Combined Campuses and Colleges (CCC) is a List A cricket team and former first-class cricket team that plays in the West Indies domestic competition the Regional Super50 (formerly KFC Cup) and used to play in the Regional Four Day Competition (formerly Carib Beer Cup). Effectively a continuation of the previous University of the West Indies cricket team, the team was created for the 2007/08 season and played their first matches in the KFC Cup one-day competition in October 2007.

CCC made their four-day debut in the Carib Beer Cup in January 2008, they finished their maiden season with one win from six matches, finishing bottom of the league. In their second season of the four-day competition they improved, winning four out of 12 matches and finishing on an equal number of points with Barbados.

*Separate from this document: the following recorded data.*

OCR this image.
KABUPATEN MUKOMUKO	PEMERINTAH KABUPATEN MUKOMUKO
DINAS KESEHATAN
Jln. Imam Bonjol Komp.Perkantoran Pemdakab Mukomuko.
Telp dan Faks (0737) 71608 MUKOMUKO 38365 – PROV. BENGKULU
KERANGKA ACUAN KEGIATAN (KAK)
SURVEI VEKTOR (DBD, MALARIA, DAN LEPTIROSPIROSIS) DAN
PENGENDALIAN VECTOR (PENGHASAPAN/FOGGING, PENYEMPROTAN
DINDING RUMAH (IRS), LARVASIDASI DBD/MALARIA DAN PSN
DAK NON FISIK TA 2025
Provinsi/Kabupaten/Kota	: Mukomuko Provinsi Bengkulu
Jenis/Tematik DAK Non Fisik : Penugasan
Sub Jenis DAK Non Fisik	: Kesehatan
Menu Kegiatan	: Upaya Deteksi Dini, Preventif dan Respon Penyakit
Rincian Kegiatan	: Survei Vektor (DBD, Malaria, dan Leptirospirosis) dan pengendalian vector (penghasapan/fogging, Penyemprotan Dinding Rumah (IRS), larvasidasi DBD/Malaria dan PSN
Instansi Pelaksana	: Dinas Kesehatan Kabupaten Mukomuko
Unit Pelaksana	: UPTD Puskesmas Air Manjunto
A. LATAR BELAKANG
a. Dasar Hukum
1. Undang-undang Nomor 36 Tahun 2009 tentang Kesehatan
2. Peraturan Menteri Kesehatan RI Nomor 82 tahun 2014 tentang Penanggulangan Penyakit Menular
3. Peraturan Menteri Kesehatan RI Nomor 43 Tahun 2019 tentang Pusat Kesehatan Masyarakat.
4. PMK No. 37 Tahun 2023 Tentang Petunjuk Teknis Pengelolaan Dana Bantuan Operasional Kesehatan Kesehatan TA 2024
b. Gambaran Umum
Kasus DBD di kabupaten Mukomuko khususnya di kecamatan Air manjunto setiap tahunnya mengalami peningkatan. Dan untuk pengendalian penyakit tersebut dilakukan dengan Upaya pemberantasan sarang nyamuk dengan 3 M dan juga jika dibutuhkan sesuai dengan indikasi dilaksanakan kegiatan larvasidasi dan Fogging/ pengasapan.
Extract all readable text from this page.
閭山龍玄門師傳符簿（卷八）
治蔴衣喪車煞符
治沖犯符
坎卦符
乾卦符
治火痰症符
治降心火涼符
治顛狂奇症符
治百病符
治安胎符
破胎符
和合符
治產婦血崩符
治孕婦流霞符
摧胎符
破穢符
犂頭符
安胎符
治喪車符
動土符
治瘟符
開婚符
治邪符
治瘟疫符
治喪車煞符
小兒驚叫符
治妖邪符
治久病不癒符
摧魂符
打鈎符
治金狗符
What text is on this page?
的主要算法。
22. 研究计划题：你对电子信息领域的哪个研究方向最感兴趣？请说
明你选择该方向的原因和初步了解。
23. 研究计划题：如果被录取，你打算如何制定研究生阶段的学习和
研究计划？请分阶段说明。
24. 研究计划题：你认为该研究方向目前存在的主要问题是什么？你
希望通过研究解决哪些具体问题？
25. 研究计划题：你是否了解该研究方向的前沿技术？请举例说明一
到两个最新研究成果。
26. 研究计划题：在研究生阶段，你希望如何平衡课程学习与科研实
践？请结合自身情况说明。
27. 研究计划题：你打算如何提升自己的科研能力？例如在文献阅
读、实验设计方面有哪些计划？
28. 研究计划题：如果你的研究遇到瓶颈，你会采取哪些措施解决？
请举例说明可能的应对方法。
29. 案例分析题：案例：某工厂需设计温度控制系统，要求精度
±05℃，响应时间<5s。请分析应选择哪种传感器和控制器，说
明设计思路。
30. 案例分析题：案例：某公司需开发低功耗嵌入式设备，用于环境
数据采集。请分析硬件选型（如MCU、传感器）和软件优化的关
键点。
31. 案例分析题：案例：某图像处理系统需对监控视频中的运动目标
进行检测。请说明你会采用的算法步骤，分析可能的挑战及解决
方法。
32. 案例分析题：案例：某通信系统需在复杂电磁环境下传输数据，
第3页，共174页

In 2011, CCC had a good first-class season in which they reached the final along with Jamaica. It was CCC's best performance thus far in the competition. They progressed to the final by posting victories against Barbados, the Leeward Islands, the Windward Islands and Guyana. However, CCC were no match for a strong Jamaica team, who won easily. In the 2012 Caribbean 4-day competition, CCC kicked off in style by beating the Leeward Islands by an innings and 15 runs.

In July 2014, the WICB announced that the CCC cricket team was to be excluded from the upcoming 2014-15 Regional Four Day competition as part of a series of changes adopted based on the recommendations made in a report presented by Richard Pybus, WICB's director of cricket, in March 2014.

In 2017 a similar team by nature (with some of the same players) as the CCC, called the Combined Universities and Campuses (CUC) made its debut in Jamaica's new premier two-day domestic cricket competition, the Jamaica Cricket Association Super League.

In October 2018, they beat Trinidad and Tobago in the final of the 2018–19 Regional Super50 to win their first title in the competition.